Masukan nama pengguna
Hening dijam malam, tidak hening amat sebenarnya karena suara berisik keyboard yang ditekan oleh seorang gadis muda. Jari lentiknya bergerak pindah-pindah secara cepat sedangkan matanya menatap layar laptop yang memperlihatkan aplikasi kata berisi banyak paragraf serta rumus, mengabaikan secangkir kopi disamping laptop gadis itu terus menekan keyboard itu. Ia berhenti sejenak ketika rasa kantuk datang bersamaan dengan kedua tangannya yang terasa pegal, merenggangkan sejenak setelah itu meneguk kopinya yang mulai dingin akibat terlalu lama diabaikan lalu kembali lanjutkan pekerjaan. Setengah jam kemudian ia membuang napas panjang lega lalu segera menyimpan tugas skripsinya sebelum akhirnya pergi tidur, keluarga maupun para tetangga tidak tahu perjuangannya saat dimalam hari namun selalu dianggap pemalas sambil menulis naskah disamping rumah dengan tabletnya, sudah berulang kali ia jelaskan kepada keluarganya juga tetangga rumahnya.
“Jadi penulis itu tidak ada untungnya, lebih baik fokus saja dengan skripsimu supaya lulus nanti kau bisa daftar ke PNS!” cibir Ibu.
“Kenapa kau tidak cari pacar saja supaya kau bisa semangat ngerjain skripsi, nanti kamu nggak laku-laku.” Ujar Bu Indah, salah satu tetangga.
“Memang aku dijual ya? Sampai dicap nggak laku-laku!” balas Wirfa, nama gadis tersebut saat belanja di warung klontong jadul.
“Orang tua itu didengerin dan dijalanin, bukan dibantah!” sembur Bu Indah. Menahan rasa marah dan muak Wirfa tersenyum kecut mengiyakan lalu bergegas pergi fsri sana sebelum jadi target bulan-bulanan emak mulut nganggur. Sejak masuk kuliah Wirfa sudah jenuh mendengar menjengkelkan dari sekitarnya, punya rencana untuk tinggal di kost atau tinggal diapaertemen justru mendapat pertentangan dan guyonan yang menyakitkan, mau tidak mau Wirfa berusaha bersabar menghadapi omongan mereka, mengumpulkan lomba menulis maupun menggambar sebagai perlarian perasaannya. Hasilnya ia mendapat uang dengan jumlah yang cukup banyak namun sengaja tidak ia beritahu setelah melihat keluarganya khususnya Ibu yang belanja barang bermerk dan mahal, bahkan Wirfa tidak sengaja mendengar percakapan Ibu dengan para tetangga yang adu pamer perhiasan. Mencibir didalam hati melihat Ibu yang pilih kasih dan pelit, tetapi ngotot suruh daftar PNS atau menikah dengan TNI berjabat laksamana agar tidak bikin malu keluarga dan membandingkan dengan adik perempuannya yang berhasil ambil hati pemuda profesi polisi dan sekarang sudah bertunangan, Wirfa justru merasa jijik. Padahal adiknya suka pamer aurat disosial media bahkan pacaran banyak laki-laki di aplikasi kencan dan mirisnya Ibu serta keluarga lainnya malah mendukung. Tidak sengaja teringat bagian itu Wirfa jadi khawatir keamanan dirinya, usai makan malam dan cuci piring ia bergegas masuk ke kamarnya.

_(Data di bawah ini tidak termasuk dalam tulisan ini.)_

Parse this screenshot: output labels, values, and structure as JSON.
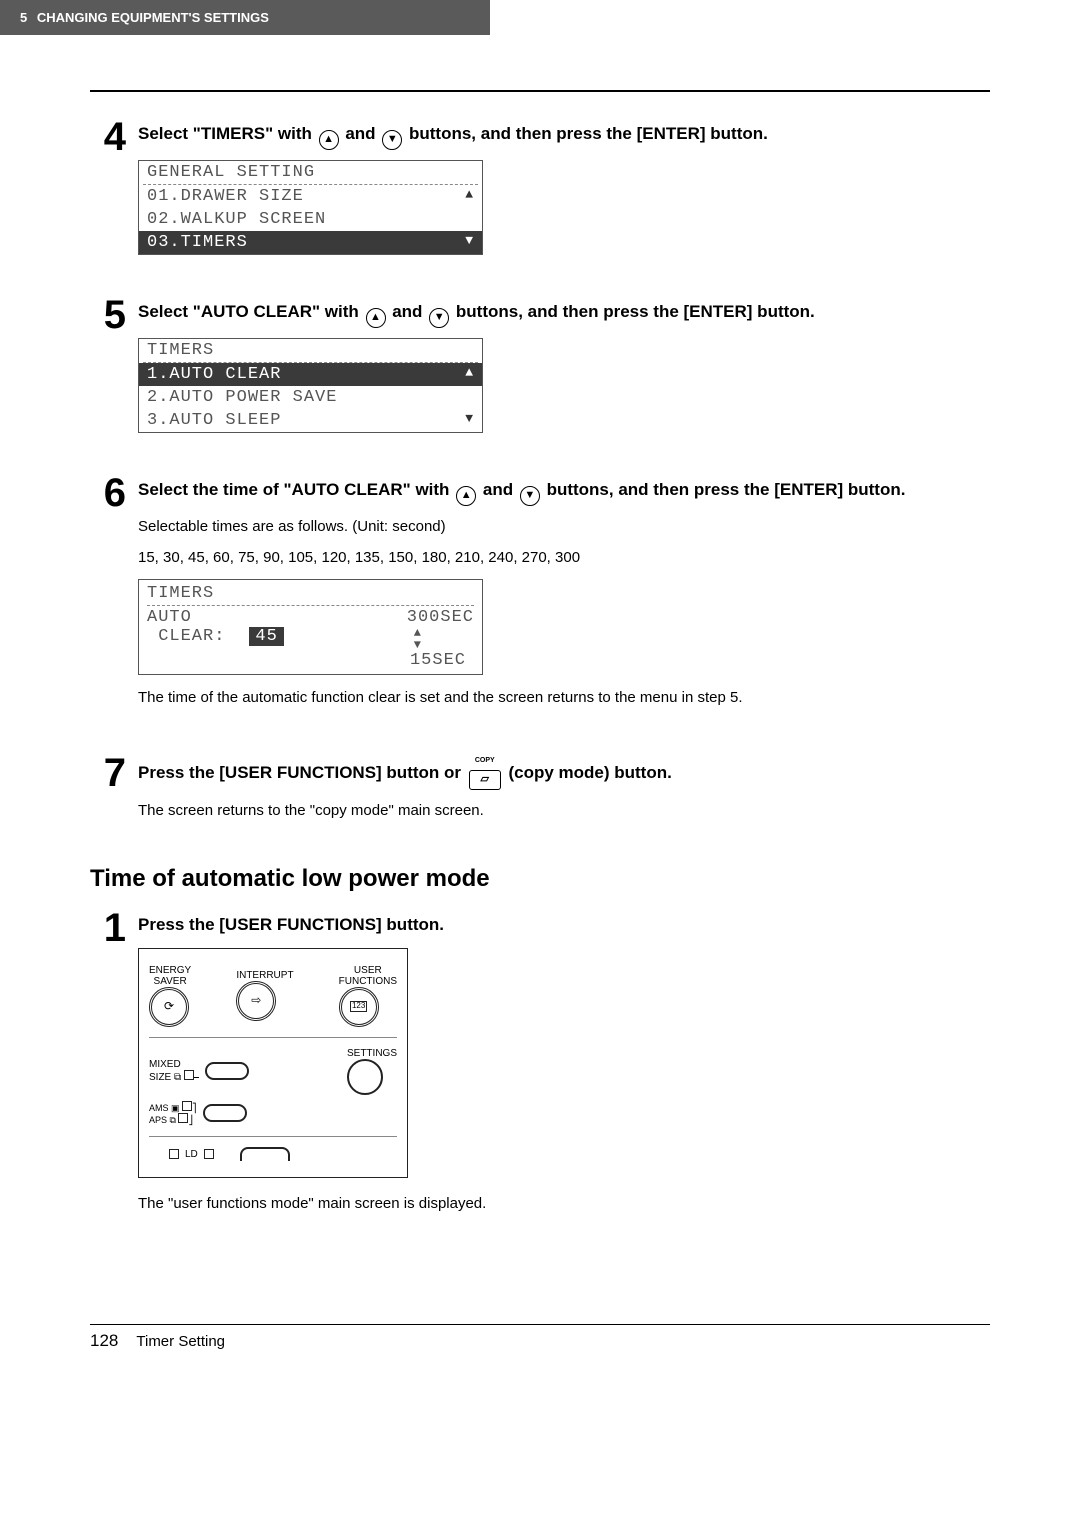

“Begitulah kalau tidak punya teman, dikamar terus!” sindir Ibu setelah tidak melihat punggung Wirfa,”Kau jangan sperti kakamu, Siti.”

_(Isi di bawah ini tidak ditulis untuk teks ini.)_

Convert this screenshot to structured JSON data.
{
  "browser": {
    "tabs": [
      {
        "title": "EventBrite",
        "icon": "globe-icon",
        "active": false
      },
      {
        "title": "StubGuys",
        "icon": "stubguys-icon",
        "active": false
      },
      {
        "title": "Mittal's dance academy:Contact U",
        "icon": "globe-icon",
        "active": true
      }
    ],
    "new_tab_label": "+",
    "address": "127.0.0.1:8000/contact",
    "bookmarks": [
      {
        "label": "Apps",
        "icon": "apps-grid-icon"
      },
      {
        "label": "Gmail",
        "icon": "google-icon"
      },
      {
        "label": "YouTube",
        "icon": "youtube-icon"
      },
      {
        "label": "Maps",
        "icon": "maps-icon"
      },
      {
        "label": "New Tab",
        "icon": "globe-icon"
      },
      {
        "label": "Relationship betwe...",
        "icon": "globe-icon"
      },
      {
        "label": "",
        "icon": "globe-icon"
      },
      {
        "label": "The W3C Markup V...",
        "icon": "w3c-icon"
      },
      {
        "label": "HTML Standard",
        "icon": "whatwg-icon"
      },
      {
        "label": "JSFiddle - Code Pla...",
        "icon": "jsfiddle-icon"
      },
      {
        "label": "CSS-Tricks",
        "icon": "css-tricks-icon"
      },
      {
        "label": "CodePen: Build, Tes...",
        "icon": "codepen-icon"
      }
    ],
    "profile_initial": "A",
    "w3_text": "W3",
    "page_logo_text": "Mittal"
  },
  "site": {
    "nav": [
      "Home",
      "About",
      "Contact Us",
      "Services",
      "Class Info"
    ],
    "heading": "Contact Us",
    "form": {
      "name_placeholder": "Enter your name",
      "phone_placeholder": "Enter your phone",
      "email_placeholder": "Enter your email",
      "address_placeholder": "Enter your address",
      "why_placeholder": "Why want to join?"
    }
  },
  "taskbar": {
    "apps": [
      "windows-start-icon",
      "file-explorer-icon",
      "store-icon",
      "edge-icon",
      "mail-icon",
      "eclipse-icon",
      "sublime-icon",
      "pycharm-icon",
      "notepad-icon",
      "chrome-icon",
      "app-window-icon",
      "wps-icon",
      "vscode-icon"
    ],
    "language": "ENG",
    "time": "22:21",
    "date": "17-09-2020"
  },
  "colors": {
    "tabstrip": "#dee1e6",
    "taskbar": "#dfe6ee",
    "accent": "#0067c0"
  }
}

Yang dipanggil tersenyum bangga,”Tenang saja, Bu. Siti gadis yang baik, buktinya aku sebentar lagi nikah!” sahutnya. Wirfa masih mendengar jawaban itu semakin jijik namun tidak selang lama ponselnya berdeting bertanda notif masuk, perasaan senang muncul setelah membaca pesan sampai terlintas ide. Keesokan siangnya Wirfa berangkat ke kampus untuk bimbingan skripsi dan secara tidak sengaja berpapasan dengan Siti bersama pria lain yang maskulin serta berpakaian keren. Meski sekilas Siti memandangnya penuh ejekan sebelum akhirnya pergi.

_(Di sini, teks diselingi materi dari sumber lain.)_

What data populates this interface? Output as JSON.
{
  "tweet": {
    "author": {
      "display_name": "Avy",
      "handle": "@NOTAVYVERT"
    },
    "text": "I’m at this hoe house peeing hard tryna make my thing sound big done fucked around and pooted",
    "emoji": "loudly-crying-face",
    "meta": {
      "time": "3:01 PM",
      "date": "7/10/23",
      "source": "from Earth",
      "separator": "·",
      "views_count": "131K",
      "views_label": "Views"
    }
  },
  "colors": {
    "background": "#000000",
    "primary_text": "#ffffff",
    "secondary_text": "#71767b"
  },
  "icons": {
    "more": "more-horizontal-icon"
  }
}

“Sampai kapan dia buat drama percintaan?” batinnya khawatir. Setibanya di kampus dan bertemu dosen pembimbing menyelesaikan bimbingannya, lantas kembali mengambil motornya lalu pergi ke suatu tempat. Ia teringat sebuah rumah peninggalan Jepang yang juga tidak jauh dari stasiun, pernah mendengar desas-desus tentang tanah itu yang tidak kunjung dibeli selama tiga puluh tahun. Meski tua dan menyeramkan karena ditumbuhi rumput ilalang namun baginya rumah itu sangan menawan dan aestatik, setengah jam kemudian ia sampai di tempat yang dimaksud. Spanduk bertulis huruf besar serta nomor ponsel dibawah tulisan pemilik rumah tersebut, bayangan kehidupan yang tenang dari omongan keluarganya juga tetangga. Tapi baru saja merogoh tasnya mengambil ponsel tiba-tiba dering telepon dari Ibu membatalkan niatnya, enggan mengangkat namun akan perpanjang masalah lantas dengan berat hati ia menekan tombol hijau. Dari seberang sana Ibu menyuruhnya untuk membeli banyak makanan di salah satu restoran mahal.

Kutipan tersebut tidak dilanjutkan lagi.